'TARİH KONUSUNDA HALLAÇ PAMUĞU OLDUK'
Dilipak, söyleşide Celal Tahir ve katılımcıların yakın tarihe ilişkin sorularını yanıtladı. Türkiye'de yakın tarihe olan ilginin arttığının altını çizen gazeteci yazar Dilipak, bilinen ve öğretilen Türk tarihinin gerçeği yansıtmadığını savundu. Abdurrahman Dilipak, Kurtuluş Savaşı, İstanbul'un Fethi ve Çanakkale Zaferi'ne ilişkin öğretilerin pek çoğunun uydurma olduğunu ifade ettiği söyleşide; 'Tarih konusunda zihinlerimiz hallaç pamuğu yapılıyor. Bu konuda zihnen arınmamız gerek. Bizler gerçeklerle yüzleşmek istemiyoruz. Ne yazık ki; bugünkü tarih algımızı belirleyen ABD ve Batı'dır.' diye konuştu.
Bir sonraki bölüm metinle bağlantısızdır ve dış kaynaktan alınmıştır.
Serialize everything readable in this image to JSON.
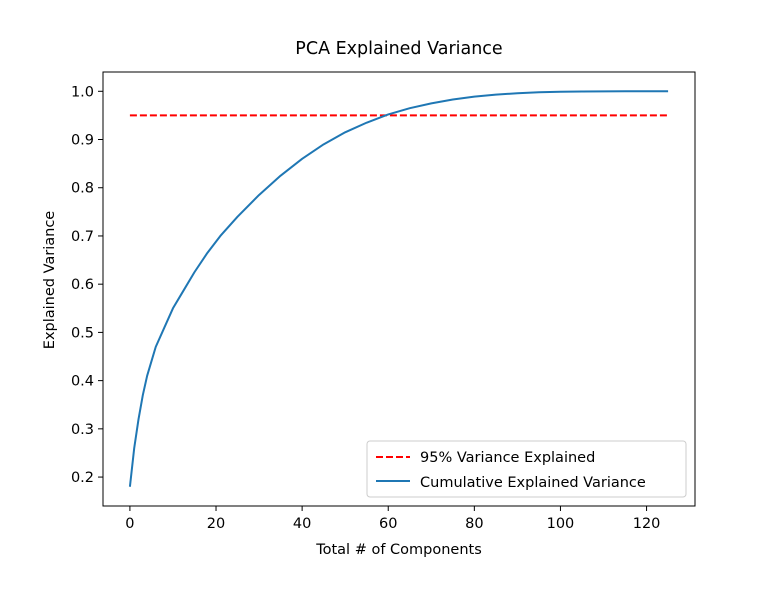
{
  "chart_data": {
    "type": "line",
    "title": "PCA Explained Variance",
    "xlabel": "Total # of Components",
    "ylabel": "Explained Variance",
    "xlim": [
      -6.25,
      131.25
    ],
    "ylim": [
      0.14,
      1.04
    ],
    "xticks": [
      0,
      20,
      40,
      60,
      80,
      100,
      120
    ],
    "yticks": [
      0.2,
      0.3,
      0.4,
      0.5,
      0.6,
      0.7,
      0.8,
      0.9,
      1.0
    ],
    "xtick_labels": [
      "0",
      "20",
      "40",
      "60",
      "80",
      "100",
      "120"
    ],
    "ytick_labels": [
      "0.2",
      "0.3",
      "0.4",
      "0.5",
      "0.6",
      "0.7",
      "0.8",
      "0.9",
      "1.0"
    ],
    "grid": false,
    "legend_position": "lower-right",
    "series": [
      {
        "name": "95% Variance Explained",
        "style": "dashed",
        "color": "#ff0000",
        "x": [
          0,
          125
        ],
        "y": [
          0.95,
          0.95
        ]
      },
      {
        "name": "Cumulative Explained Variance",
        "style": "solid",
        "color": "#1f77b4",
        "x": [
          0,
          1,
          2,
          3,
          4,
          5,
          6,
          8,
          10,
          12,
          15,
          18,
          21,
          25,
          30,
          35,
          40,
          45,
          50,
          55,
          60,
          65,
          70,
          75,
          80,
          85,
          90,
          95,
          100,
          105,
          110,
          115,
          120,
          125
        ],
        "y": [
          0.18,
          0.26,
          0.32,
          0.37,
          0.41,
          0.44,
          0.47,
          0.51,
          0.55,
          0.58,
          0.625,
          0.665,
          0.7,
          0.74,
          0.785,
          0.825,
          0.86,
          0.89,
          0.915,
          0.935,
          0.952,
          0.965,
          0.975,
          0.983,
          0.989,
          0.993,
          0.996,
          0.998,
          0.999,
          0.9995,
          0.9998,
          1.0,
          1.0,
          1.0
        ]
      }
    ]
  }
}
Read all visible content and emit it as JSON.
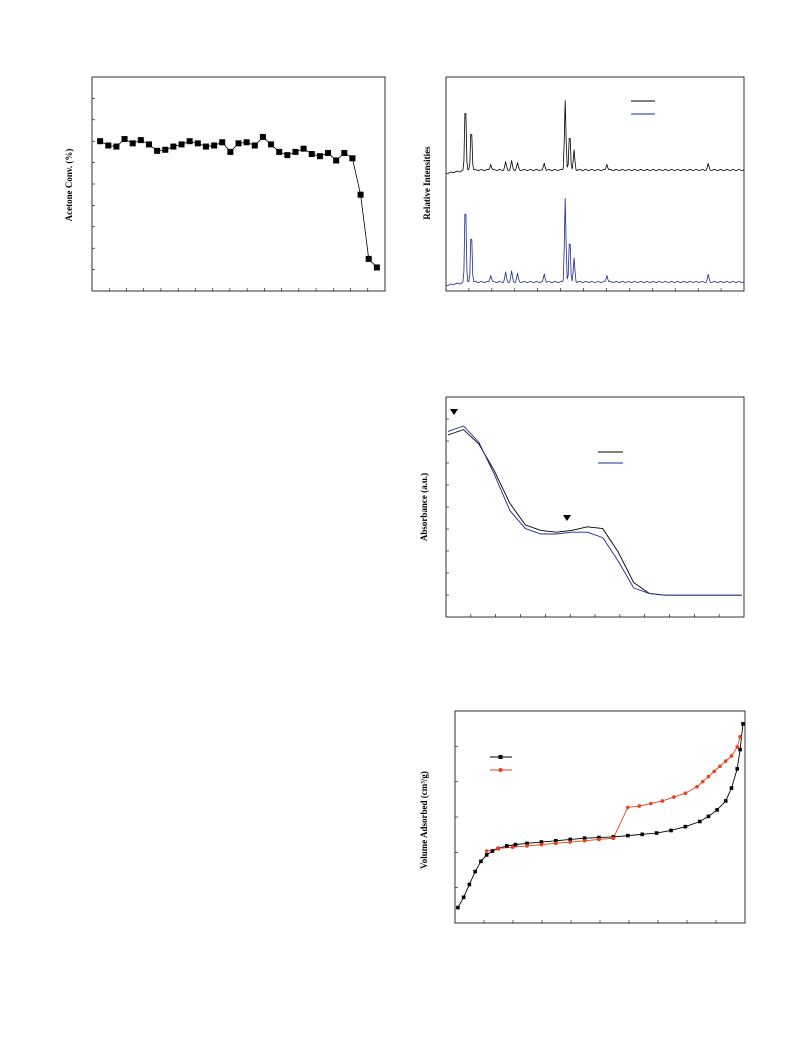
{
  "chart_data": [
    {
      "type": "line",
      "ylabel": "Acetone Conv. (%)",
      "x": [
        1,
        2,
        3,
        4,
        5,
        6,
        7,
        8,
        9,
        10,
        11,
        12,
        13,
        14,
        15,
        16,
        17,
        18,
        19,
        20,
        21,
        22,
        23,
        24,
        25,
        26,
        27,
        28,
        29,
        30,
        31,
        32,
        33,
        34,
        35
      ],
      "series": [
        {
          "marker": "square",
          "color": "#000000",
          "values": [
            79,
            78.8,
            78.75,
            79.1,
            78.9,
            79.05,
            78.85,
            78.55,
            78.6,
            78.75,
            78.85,
            79,
            78.9,
            78.75,
            78.8,
            78.95,
            78.5,
            78.9,
            78.95,
            78.8,
            79.2,
            78.85,
            78.5,
            78.35,
            78.5,
            78.65,
            78.4,
            78.3,
            78.45,
            78.1,
            78.45,
            78.2,
            76.5,
            73.5,
            73.1
          ]
        }
      ],
      "ylim": [
        72,
        82
      ],
      "xlim": [
        0,
        36
      ]
    },
    {
      "type": "line",
      "ylabel": "Relative Intensities",
      "legend_placement": "top-right",
      "series": [
        {
          "color": "#000000",
          "values": [
            0.2,
            0.22,
            0.5,
            1.0,
            0.55,
            0.2,
            0.16,
            0.24,
            0.28,
            0.3,
            0.27,
            0.18,
            0.2,
            0.25,
            0.3,
            0.95,
            0.6,
            0.2,
            0.18,
            0.16,
            0.22,
            0.17,
            0.19,
            0.15,
            0.16,
            0.14,
            0.13,
            0.18,
            0.13,
            0.12,
            0.13,
            0.12
          ]
        },
        {
          "color": "#1f2a8c",
          "values": [
            0.2,
            0.15,
            0.35,
            1.0,
            0.7,
            0.15,
            0.12,
            0.22,
            0.26,
            0.24,
            0.18,
            0.12,
            0.14,
            0.2,
            0.22,
            0.75,
            0.45,
            0.15,
            0.12,
            0.1,
            0.14,
            0.1,
            0.11,
            0.09,
            0.1,
            0.09,
            0.08,
            0.12,
            0.08,
            0.07,
            0.08,
            0.07
          ]
        }
      ]
    },
    {
      "type": "line",
      "ylabel": "Absorbance (a.u.)",
      "legend_placement": "top-right",
      "annotations": [
        "peak-marker-1",
        "peak-marker-2"
      ],
      "series": [
        {
          "color": "#000000",
          "values": [
            0.9,
            0.93,
            0.85,
            0.7,
            0.52,
            0.4,
            0.37,
            0.36,
            0.37,
            0.39,
            0.38,
            0.25,
            0.08,
            0.02,
            0.01,
            0.01,
            0.01,
            0.01,
            0.01,
            0.01
          ]
        },
        {
          "color": "#1f2a8c",
          "values": [
            0.92,
            0.95,
            0.86,
            0.68,
            0.48,
            0.38,
            0.35,
            0.35,
            0.36,
            0.36,
            0.33,
            0.2,
            0.05,
            0.02,
            0.01,
            0.01,
            0.01,
            0.01,
            0.01,
            0.01
          ]
        }
      ]
    },
    {
      "type": "line",
      "ylabel": "Volume  Adsorbed (cm³/g)",
      "legend_placement": "top-left",
      "series": [
        {
          "marker": "square",
          "color": "#000000",
          "x": [
            0.01,
            0.03,
            0.05,
            0.07,
            0.09,
            0.11,
            0.13,
            0.15,
            0.18,
            0.21,
            0.25,
            0.3,
            0.35,
            0.4,
            0.45,
            0.5,
            0.55,
            0.6,
            0.65,
            0.7,
            0.75,
            0.8,
            0.85,
            0.88,
            0.91,
            0.94,
            0.96,
            0.98,
            0.99,
            1.0
          ],
          "values": [
            12,
            20,
            30,
            40,
            48,
            53,
            56,
            58,
            60,
            61,
            62,
            63,
            64,
            65,
            66,
            66.5,
            67,
            68,
            69,
            70,
            72,
            75,
            79,
            83,
            88,
            95,
            105,
            120,
            135,
            155
          ]
        },
        {
          "marker": "circle",
          "color": "#e8401c",
          "x": [
            0.99,
            0.98,
            0.96,
            0.94,
            0.92,
            0.9,
            0.88,
            0.86,
            0.84,
            0.8,
            0.76,
            0.72,
            0.68,
            0.64,
            0.6,
            0.55,
            0.5,
            0.45,
            0.4,
            0.35,
            0.3,
            0.25,
            0.2,
            0.15,
            0.11
          ],
          "values": [
            145,
            137,
            130,
            126,
            122,
            118,
            114,
            110,
            106,
            101,
            98,
            95,
            93,
            91,
            90,
            66,
            65,
            64,
            63,
            62,
            61,
            60,
            59,
            58,
            56
          ]
        }
      ]
    }
  ]
}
'TÜRKİYE'Yİ GÖRMEZDEN GELEMEZLER'
Dünyadaki İslam politikasından ve değişen dengelerden de söz eden Abdurrahman Dilipak, bu konuda Türkiye'nin vazgeçilmez konumuna şu sözlerle dikkat çekti:
'Çin ve Rusya; bütün İslam dünyasını karşısına alacak şekilde Arap dünyasını kıskandırmak için İran'la ilişkilerini geliştirerek güç sahibi olmak istiyor. Türkiye'den de bir marş bekliyor. Ancak onu bulamıyorlar. Yoksa, onlarda biliyor ki, İran'la ilişki kurarak Afrika'da veya Arap Yarımadasında, güç sahibi olmaları mümkün değil. Burada Türkiye'nin üstleneceği rol çok önemli. Çin veya Rusya Türkiye'yi görmezden gelemez, feda edemez. Çünkü Türkiye, tamamen Batı'nın yanında yer almaya karar verirse, bu Çin ve Rusya için Afrika ve İslam coğrafyasının kapatılması anlamını taşır. İngiltere ve Avrupa; gelecekte Endonezya ve Çin'de ki müslümanlar üzerinden kendi projesini hayata geçirebilir. Onun için Türkiye şuanda dünyanın en değerli ülkesi konumundadır.'
'BİR YÜZÜĞÜN ELMAS TAŞI GİBİYİZ'
Dünyada 'Made in Turkey' markasının çok güçlü olduğunu belirten Abdurrahman Dilipak, ' Türkiye'yi karşısına alan ülkelerin , 10 yıl sonra Türkiye'nin insani yardımına ihtiyaç duyacaklarını ifade etti. ' Türkiye jeopolitiği ve etnik çoğunluğu sebebiyle bir yüzüğün elmas taşı gibidir. Mukaddes bir bölgedir. Kutsanan bir yerdir. Tüm dünyanın gözü Türkiye'de dir. Kafamızı kullanmazsak burayı bize bırakmazlar. Bizler gücümüzün farkında olmalıyız. Temel hak ve hürriyetler bağlamında üzerimize düşeni yaparak, toplumsal barış için güveni öğrenmeliyiz.' diye konuştu.